According to the C++ Standard, section 5.6, paragraph 4:

The binary / operator yields the quotient, and the binary % operator yields the remainder from the division of the first expression by the second. If the second operand of / or % is zero the behavior is undefined; otherwise (a/b)*b + a%b is equal to a. If both operands are nonnegative then the remainder is nonnegative; if not, the sign of the remainder is implementation-defined.

A footnote suggests that rounding the quotient towards zero is preferred, which would leave the remainder negative.

Therefore, the (end - start) % bufferSize approaches do not work reliably. C++ does not have modular arithmetic (except in the sense offered by unsigned integral types).

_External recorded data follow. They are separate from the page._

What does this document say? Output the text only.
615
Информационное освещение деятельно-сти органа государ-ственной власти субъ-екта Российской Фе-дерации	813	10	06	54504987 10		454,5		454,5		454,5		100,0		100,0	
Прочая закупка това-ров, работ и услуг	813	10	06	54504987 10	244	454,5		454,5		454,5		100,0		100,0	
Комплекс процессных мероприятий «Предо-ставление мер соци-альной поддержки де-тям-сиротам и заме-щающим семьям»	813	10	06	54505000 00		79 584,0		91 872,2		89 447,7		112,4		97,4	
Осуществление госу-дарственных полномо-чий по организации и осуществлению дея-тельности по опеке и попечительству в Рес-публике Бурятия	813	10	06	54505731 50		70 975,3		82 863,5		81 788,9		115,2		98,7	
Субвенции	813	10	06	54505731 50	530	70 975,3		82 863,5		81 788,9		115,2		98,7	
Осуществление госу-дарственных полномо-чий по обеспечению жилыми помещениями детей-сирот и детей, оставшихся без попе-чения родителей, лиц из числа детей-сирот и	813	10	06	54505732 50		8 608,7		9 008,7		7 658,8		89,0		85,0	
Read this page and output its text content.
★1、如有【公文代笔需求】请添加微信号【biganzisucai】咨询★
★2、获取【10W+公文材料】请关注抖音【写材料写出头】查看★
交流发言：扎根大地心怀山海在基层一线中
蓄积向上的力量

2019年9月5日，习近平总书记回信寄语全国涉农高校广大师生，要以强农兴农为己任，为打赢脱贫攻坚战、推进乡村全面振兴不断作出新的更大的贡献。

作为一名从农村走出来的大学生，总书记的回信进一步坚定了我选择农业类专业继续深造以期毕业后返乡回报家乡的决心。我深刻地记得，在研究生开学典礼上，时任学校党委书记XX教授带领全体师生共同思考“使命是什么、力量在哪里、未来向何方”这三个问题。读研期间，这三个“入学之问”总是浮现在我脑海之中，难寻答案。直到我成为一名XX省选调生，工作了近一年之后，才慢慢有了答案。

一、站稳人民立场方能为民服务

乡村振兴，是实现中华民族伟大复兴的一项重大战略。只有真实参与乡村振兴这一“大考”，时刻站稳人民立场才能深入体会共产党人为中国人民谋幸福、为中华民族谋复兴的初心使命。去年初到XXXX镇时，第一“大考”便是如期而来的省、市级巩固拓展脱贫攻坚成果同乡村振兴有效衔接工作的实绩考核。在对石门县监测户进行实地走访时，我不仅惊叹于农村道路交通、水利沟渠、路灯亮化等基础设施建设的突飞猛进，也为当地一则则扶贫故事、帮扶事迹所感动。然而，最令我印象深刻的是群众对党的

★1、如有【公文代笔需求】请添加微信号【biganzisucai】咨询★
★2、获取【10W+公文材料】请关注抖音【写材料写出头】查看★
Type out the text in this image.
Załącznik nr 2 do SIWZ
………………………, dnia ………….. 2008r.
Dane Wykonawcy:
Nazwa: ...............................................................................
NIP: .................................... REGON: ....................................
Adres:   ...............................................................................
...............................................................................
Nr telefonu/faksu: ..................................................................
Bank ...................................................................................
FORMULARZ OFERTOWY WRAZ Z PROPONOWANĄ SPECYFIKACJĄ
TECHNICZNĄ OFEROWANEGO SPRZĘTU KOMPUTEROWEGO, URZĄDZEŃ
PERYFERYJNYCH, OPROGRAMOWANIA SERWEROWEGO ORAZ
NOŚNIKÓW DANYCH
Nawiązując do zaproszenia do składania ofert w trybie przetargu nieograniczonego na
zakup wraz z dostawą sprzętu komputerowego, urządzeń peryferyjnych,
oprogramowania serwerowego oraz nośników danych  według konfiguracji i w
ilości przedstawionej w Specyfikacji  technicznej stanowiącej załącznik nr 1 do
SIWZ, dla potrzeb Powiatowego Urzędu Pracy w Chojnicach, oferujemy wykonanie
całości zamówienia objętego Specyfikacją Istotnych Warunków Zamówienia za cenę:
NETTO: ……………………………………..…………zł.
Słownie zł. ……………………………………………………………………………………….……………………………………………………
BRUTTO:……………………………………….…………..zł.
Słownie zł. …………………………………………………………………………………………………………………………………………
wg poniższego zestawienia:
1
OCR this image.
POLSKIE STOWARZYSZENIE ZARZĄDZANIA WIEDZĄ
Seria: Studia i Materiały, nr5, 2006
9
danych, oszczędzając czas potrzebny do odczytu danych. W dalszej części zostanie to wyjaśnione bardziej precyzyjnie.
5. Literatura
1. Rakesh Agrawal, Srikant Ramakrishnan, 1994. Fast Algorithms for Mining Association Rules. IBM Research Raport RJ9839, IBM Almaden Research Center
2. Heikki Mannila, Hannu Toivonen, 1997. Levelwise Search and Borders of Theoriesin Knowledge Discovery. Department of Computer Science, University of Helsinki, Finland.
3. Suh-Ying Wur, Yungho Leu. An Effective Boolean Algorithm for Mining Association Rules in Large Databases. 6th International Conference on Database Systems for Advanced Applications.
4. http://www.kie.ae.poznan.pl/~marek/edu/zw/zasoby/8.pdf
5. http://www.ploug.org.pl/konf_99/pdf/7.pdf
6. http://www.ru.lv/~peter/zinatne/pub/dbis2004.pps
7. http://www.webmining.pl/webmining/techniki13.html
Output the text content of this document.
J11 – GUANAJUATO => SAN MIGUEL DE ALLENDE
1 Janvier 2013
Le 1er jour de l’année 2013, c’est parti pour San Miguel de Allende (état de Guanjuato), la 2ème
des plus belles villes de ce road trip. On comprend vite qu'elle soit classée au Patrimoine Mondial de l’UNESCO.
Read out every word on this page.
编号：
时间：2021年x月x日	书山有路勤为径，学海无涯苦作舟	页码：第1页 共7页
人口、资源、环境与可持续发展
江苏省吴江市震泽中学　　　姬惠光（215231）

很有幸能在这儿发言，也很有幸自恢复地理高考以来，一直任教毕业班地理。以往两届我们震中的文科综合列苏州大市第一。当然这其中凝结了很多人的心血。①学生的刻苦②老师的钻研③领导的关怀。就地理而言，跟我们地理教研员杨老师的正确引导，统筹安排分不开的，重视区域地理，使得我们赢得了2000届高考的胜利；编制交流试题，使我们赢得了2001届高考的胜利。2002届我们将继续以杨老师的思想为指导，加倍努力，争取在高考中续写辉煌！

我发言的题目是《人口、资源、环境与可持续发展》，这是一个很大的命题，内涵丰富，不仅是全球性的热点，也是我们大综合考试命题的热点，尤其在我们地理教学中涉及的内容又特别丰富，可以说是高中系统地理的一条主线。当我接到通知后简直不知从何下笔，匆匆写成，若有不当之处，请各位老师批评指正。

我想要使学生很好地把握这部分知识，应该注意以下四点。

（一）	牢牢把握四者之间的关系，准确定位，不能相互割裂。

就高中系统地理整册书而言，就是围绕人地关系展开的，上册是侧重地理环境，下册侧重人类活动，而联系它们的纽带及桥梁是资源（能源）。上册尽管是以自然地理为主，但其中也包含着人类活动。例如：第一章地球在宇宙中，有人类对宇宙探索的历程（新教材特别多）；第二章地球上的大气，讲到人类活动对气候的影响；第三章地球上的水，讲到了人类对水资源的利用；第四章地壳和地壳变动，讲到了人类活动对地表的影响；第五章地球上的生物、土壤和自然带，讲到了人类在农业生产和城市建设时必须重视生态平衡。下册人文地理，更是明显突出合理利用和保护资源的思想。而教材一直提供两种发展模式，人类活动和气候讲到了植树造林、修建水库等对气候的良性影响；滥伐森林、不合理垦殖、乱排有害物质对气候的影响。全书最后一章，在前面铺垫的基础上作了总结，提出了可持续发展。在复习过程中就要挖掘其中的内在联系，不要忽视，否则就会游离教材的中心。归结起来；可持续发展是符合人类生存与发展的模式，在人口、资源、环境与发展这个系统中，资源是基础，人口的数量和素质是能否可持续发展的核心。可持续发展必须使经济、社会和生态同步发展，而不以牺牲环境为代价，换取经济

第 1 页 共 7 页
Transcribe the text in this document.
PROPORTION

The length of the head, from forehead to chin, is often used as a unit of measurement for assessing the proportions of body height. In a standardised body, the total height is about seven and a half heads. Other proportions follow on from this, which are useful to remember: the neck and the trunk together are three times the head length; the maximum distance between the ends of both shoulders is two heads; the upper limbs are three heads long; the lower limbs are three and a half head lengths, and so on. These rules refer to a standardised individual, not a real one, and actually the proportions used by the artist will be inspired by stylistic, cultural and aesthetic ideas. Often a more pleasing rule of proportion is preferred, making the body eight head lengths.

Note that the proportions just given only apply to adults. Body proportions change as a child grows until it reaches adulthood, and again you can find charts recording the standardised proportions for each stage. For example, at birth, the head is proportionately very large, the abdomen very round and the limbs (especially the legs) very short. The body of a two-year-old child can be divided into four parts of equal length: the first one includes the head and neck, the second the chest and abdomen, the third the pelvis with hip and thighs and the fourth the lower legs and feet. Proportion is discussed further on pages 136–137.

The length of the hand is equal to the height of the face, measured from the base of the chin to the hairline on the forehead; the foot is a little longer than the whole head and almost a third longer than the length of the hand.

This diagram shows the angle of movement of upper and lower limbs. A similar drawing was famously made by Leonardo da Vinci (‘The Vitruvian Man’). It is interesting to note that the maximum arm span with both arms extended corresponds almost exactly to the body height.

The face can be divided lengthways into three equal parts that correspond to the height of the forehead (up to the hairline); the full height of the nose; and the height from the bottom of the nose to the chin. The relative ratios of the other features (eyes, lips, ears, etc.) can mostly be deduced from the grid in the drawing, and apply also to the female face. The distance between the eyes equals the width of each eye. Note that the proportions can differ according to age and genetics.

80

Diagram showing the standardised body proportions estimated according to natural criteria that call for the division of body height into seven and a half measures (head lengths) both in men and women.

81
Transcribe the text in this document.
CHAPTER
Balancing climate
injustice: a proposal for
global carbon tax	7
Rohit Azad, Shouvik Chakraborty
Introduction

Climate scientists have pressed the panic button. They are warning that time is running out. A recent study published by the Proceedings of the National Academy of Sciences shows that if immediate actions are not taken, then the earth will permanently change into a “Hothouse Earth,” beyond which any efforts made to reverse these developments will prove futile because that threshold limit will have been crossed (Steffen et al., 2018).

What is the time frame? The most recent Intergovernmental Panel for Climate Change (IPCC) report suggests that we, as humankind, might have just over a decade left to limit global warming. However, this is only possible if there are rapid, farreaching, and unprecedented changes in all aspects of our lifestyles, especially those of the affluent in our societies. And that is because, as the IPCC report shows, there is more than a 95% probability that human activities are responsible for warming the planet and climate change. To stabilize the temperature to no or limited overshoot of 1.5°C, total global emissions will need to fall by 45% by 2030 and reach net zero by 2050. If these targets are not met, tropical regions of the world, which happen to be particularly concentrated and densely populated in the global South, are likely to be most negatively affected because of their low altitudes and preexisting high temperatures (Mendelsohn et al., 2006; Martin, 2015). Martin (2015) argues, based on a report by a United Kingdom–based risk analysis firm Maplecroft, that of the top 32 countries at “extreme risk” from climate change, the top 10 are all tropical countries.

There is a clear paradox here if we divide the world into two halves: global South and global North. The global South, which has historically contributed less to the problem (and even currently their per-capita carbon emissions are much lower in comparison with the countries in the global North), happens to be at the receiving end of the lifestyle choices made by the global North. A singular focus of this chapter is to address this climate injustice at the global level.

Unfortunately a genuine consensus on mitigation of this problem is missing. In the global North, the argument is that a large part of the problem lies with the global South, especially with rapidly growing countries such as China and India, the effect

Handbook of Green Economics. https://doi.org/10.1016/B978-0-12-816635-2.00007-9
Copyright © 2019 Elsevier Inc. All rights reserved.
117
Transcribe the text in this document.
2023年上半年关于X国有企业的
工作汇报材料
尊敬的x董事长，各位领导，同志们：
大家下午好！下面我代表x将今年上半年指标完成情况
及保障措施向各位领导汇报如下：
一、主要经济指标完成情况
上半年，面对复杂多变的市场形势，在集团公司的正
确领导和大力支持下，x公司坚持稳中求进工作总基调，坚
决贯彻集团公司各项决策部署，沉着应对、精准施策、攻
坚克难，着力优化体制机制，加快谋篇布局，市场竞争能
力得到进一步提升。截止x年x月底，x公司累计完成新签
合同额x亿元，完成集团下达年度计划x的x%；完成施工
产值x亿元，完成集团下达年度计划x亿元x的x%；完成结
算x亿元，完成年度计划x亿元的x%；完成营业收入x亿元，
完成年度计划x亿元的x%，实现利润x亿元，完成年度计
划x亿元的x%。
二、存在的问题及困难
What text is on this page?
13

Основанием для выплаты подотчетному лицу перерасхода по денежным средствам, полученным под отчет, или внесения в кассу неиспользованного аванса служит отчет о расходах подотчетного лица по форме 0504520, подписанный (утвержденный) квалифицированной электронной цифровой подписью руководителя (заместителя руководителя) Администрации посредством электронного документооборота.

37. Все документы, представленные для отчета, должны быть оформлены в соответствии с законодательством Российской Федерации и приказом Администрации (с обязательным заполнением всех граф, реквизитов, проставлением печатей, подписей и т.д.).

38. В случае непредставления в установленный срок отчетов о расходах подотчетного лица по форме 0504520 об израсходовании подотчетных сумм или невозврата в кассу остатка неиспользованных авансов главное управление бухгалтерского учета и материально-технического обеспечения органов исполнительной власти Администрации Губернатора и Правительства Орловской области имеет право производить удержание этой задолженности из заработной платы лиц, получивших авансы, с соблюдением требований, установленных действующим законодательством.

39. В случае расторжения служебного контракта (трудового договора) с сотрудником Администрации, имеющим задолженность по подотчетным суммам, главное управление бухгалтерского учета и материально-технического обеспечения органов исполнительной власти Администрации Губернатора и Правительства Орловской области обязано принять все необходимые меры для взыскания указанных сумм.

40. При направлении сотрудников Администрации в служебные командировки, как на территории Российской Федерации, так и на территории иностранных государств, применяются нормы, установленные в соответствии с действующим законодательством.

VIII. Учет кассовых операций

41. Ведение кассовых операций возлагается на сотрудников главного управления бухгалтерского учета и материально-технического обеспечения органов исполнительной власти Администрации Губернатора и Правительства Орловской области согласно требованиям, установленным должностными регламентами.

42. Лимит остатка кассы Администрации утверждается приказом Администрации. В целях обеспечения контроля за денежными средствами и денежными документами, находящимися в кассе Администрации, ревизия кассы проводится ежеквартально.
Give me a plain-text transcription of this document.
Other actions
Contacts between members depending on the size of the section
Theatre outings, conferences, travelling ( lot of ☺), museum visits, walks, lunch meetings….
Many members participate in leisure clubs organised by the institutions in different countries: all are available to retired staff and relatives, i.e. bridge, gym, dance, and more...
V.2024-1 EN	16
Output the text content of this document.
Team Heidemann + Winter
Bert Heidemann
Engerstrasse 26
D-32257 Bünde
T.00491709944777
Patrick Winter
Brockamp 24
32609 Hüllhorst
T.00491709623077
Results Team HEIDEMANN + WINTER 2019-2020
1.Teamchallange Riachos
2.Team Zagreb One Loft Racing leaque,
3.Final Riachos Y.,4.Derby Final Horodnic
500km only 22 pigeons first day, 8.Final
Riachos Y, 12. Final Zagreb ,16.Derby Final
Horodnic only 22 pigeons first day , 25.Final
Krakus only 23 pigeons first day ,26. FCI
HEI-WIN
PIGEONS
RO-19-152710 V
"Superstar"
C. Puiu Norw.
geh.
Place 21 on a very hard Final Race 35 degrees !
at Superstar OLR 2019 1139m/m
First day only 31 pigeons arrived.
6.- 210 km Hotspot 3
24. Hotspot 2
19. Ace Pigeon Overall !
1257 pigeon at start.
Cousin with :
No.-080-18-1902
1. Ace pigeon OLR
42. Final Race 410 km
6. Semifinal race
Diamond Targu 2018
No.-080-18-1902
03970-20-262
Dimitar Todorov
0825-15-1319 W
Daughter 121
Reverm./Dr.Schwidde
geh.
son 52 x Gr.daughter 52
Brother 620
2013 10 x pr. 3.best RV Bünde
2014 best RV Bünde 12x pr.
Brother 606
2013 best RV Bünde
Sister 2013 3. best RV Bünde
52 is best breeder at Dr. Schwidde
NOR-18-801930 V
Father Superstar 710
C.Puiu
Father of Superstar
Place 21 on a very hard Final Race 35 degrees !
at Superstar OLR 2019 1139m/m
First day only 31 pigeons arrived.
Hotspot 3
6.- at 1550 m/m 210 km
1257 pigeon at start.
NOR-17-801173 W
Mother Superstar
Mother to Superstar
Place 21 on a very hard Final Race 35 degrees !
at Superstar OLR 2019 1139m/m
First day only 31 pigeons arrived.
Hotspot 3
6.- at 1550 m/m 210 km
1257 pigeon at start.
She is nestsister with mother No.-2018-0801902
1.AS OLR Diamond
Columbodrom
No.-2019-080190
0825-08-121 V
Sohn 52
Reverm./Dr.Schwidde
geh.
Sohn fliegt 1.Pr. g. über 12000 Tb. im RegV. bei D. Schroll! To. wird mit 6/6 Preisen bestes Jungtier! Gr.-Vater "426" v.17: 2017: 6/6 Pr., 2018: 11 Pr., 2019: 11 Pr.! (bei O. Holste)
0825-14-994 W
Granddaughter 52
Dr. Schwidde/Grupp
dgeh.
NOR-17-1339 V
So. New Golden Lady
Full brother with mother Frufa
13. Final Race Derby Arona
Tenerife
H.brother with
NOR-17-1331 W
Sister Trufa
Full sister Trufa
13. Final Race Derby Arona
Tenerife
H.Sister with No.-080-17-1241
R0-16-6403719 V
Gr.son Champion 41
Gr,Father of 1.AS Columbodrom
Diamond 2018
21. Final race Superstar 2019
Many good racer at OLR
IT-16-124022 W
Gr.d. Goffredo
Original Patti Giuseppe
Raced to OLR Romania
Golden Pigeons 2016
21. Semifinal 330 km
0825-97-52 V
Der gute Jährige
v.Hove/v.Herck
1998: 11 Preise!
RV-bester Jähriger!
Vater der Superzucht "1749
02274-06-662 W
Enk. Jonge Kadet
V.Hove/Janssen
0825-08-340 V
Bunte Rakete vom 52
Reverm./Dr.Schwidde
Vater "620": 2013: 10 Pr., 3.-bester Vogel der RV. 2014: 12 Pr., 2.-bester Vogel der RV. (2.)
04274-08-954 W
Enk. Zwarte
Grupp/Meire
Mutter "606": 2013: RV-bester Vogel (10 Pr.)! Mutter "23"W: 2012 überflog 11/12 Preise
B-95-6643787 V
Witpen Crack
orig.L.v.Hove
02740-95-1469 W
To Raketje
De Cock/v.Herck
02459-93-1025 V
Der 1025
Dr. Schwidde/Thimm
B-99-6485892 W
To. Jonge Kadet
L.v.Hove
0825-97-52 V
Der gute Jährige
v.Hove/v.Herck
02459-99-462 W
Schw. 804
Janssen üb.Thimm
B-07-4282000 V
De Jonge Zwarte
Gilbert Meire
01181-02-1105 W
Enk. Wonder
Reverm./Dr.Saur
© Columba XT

The approach recommended by j_random_hacker is different, and looks good, but I don't know that it's any actual improvement in simplicity or speed. The conversion of a boolean to an int is ingenious, but requires mental parsing, and that fiddling could be more expensive than the use of ?:, depending on compiler and machine.

I think you've got the simplest and best version right there, and I wouldn't change it.

Answer 4

If your circular buffer size is a power of two, you can do even better by having start and end represent positions in a virtual stream instead of indices into the circular buffer's storage. Assuming that start and end are unsigned, the above becomes:

int remaining= bufferSize - (end - start);

Actually getting elements out of the buffer is a little more complicated, but the overhead is usually small enough with a power of 2 sized circular buffer (just masking with bufferSize - 1) to make all the other logic of your circular buffer much simpler and cleaner. Plus, you get to use all the elements since you no longer worry about end==start!

Answer 5

Lose the conditional:

int remaining = (end + bufferSize - start - 1) % bufferSize + 1

Edit: The -1 and +1 are for the case when end == start. In that case, this method will assume the buffer is empty. Depending on the specific implementation of your buffer, you may need to adjust these to avoid an off-by-1 situation.

Answer 6

Older thread I know but thought this might be helpful.

Not sure how fast this implements in C++ but in rtl we do this if size is n^2

remaining = (end[n] ^ start[n])
            ? start[n-1:0] - end[n-1:0]
            : end[n-1:0] - start[n-1:0];

or

remaining = if (end[n] ^ start[n]) {
              start[n-1:0] - end[n-1:0]
            } else { 
              end[n-1:0] - start[n-1:0] 
            };